THREE: Silly sailor shit. The anger. Just angry with everything. Stormed out. Lost. Never again as always. It's too safe to get a taxi back out of the South Side and intos the (gasp) North side. Walking walking. Drugs are bad kids. Right now, it's fucken hilarious, I'm making my big, super fucken epic plan to leave this fucken dump. Riding third class on a one class train. Get money. Take plane to Provence in France. Backpack. My dream ken. Then, a cunt starts walking. Walking walking, walking. Just like I am now. Walk. Walk through all these towns, cities, cultures. Hey, they might not be around for much longer. Smile and wave as yous pass them by. Walking. Walking. Walking. Keep walking. Get that nice job. Nice everything. Nice bank account. Nice face. Walking. Walking. Nice lassie. Soon, after enough walking, you end up in China. That's what I want to do. But a cunt be too scared en aw. Someone will talk me down and say it's silly. This movement, this fragment of thought. The alt right. These fuckers are all Trotskyites. They think by spreading the word, that it might all be ok? No fucken way ken. The only way we're getting things back together is by letting it completely crash. That's the only way. It is like a maths proof. But, another question? If you say, have a system of thought, is it inevitable that such and such a pattern has to play itself out? So, lets say you have an orthodox form of economics, a la Austrian School? Suppose we had this magical system where the economy was carefully deconstructed in a way to allow for such change to happen, be it some plan to equate the market with actual value? Is it, a historical certainty, that something like this will give way to something stupid like neoclassical economics? How does a cunt step in? What is the correct way to rule? Why am I even thinking about this? Perhaps we create our own movement, our own party? But what the hell. That's depressing. That after all of this...

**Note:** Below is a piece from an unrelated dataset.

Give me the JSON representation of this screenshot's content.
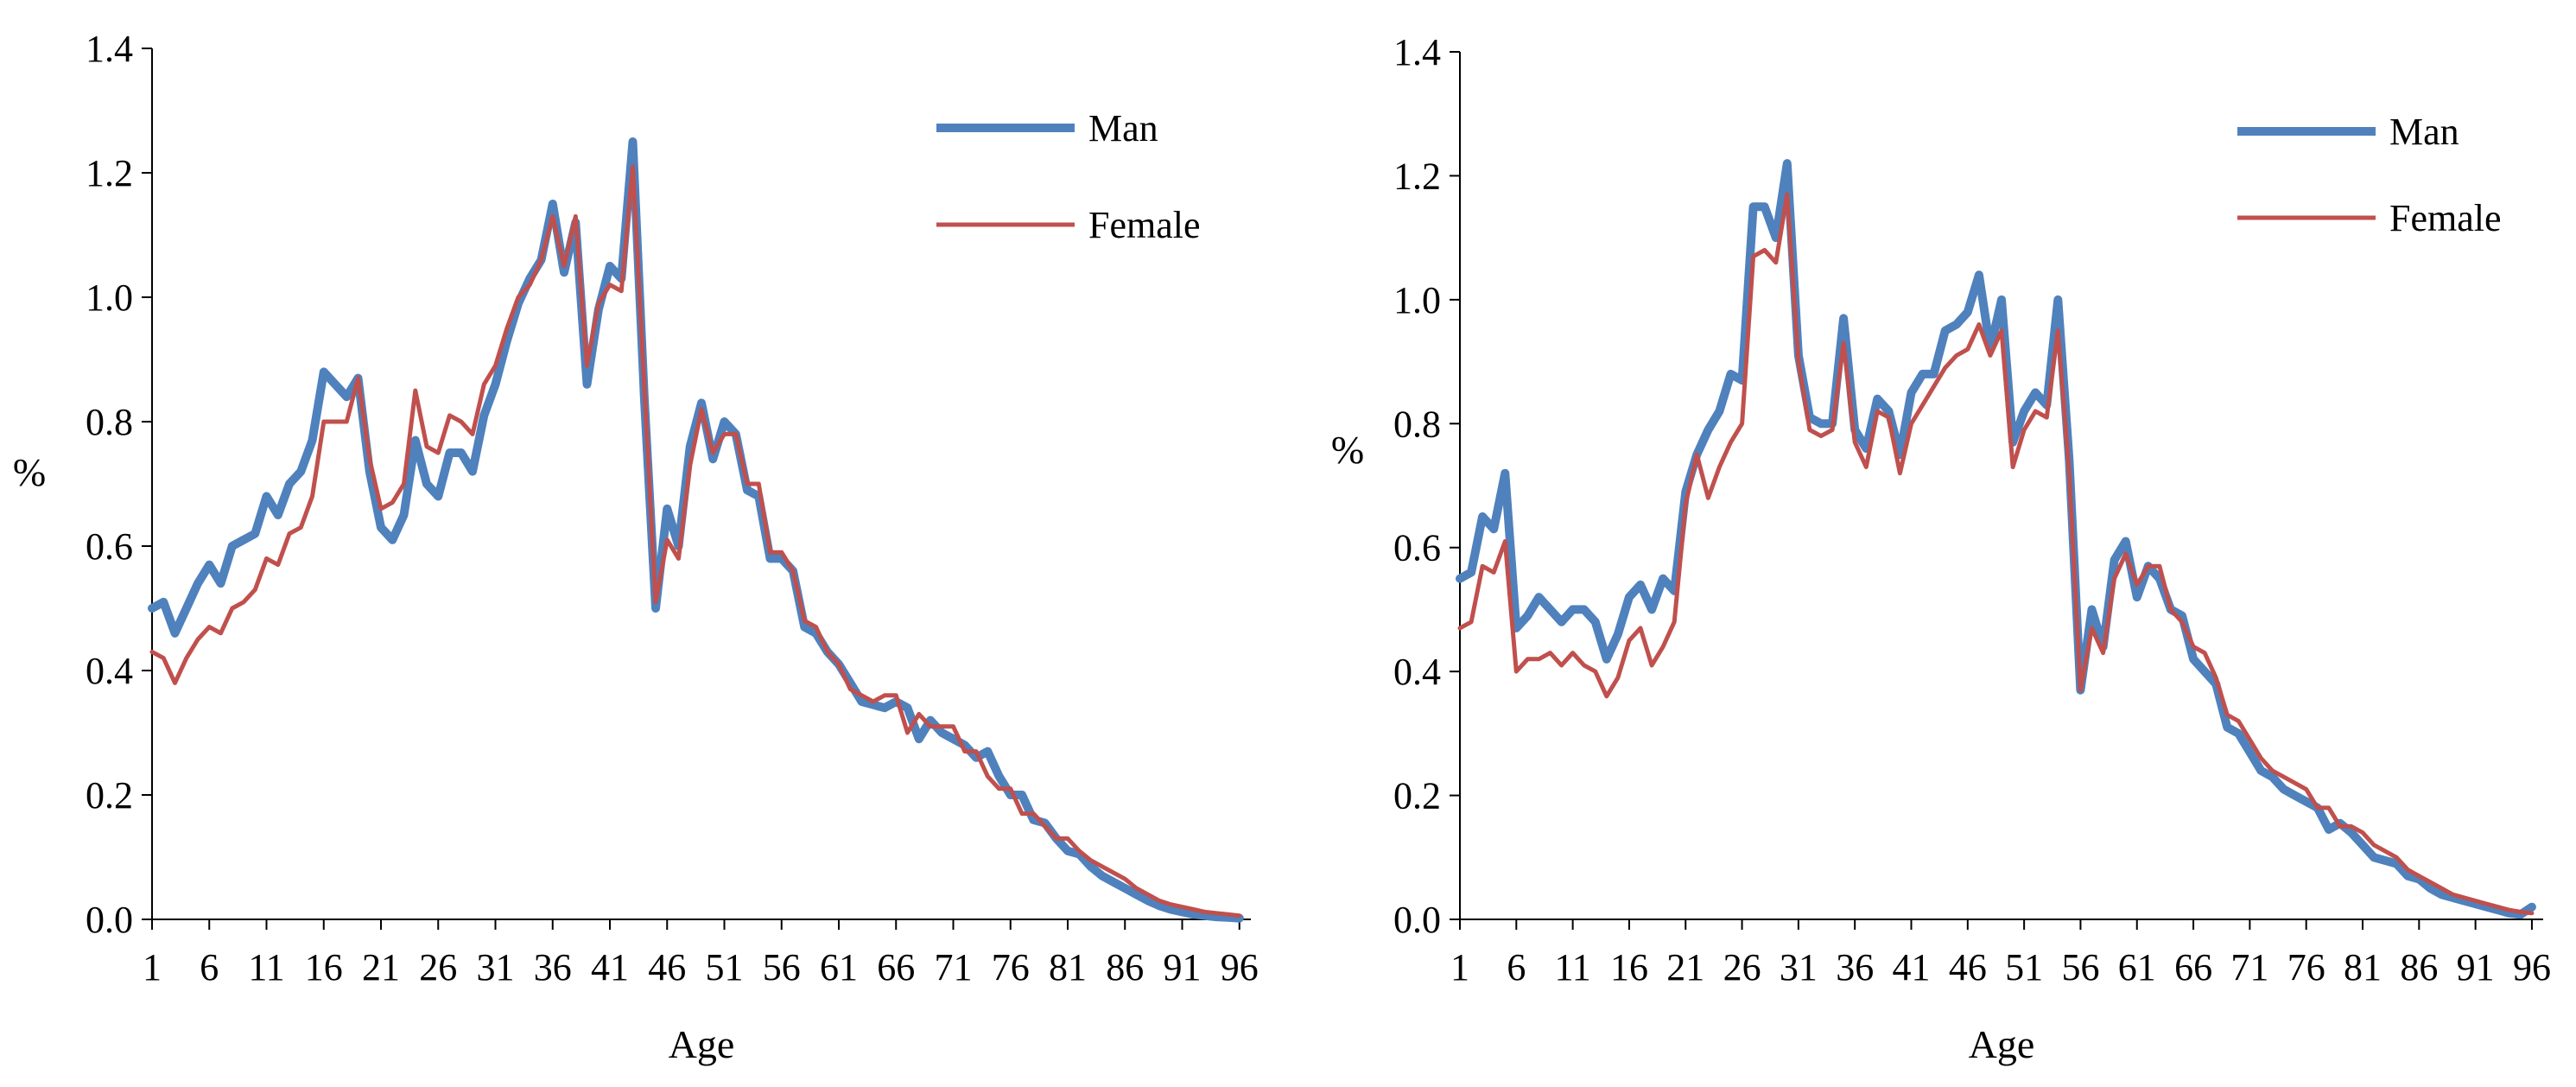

But in the end, all yous can look out for is your little patch of ground, your friends, and your family.  Certainly, the roof of stars, the machine that is bleeding to death, dinnae have your name on it, because those old words like family and loyalty and purpose dinnae mean what they used to be. They are lost, distant, almost intangible.

If if isn't us that gets this shit working, you know it's over for all of us. Some cunts gonna have to step up and make and example of himself.

Charlie ken A hell of a sexy drug.

1 comment:

  1. Don't bother tormenting yourself with aspirations of a noble martyrdom in Ireland. A country of begrudging, shortsighted, fearful, craic seeking slaves. You can't help those who don't want to be helped and you can't inspire courage when people are ignorant of danger.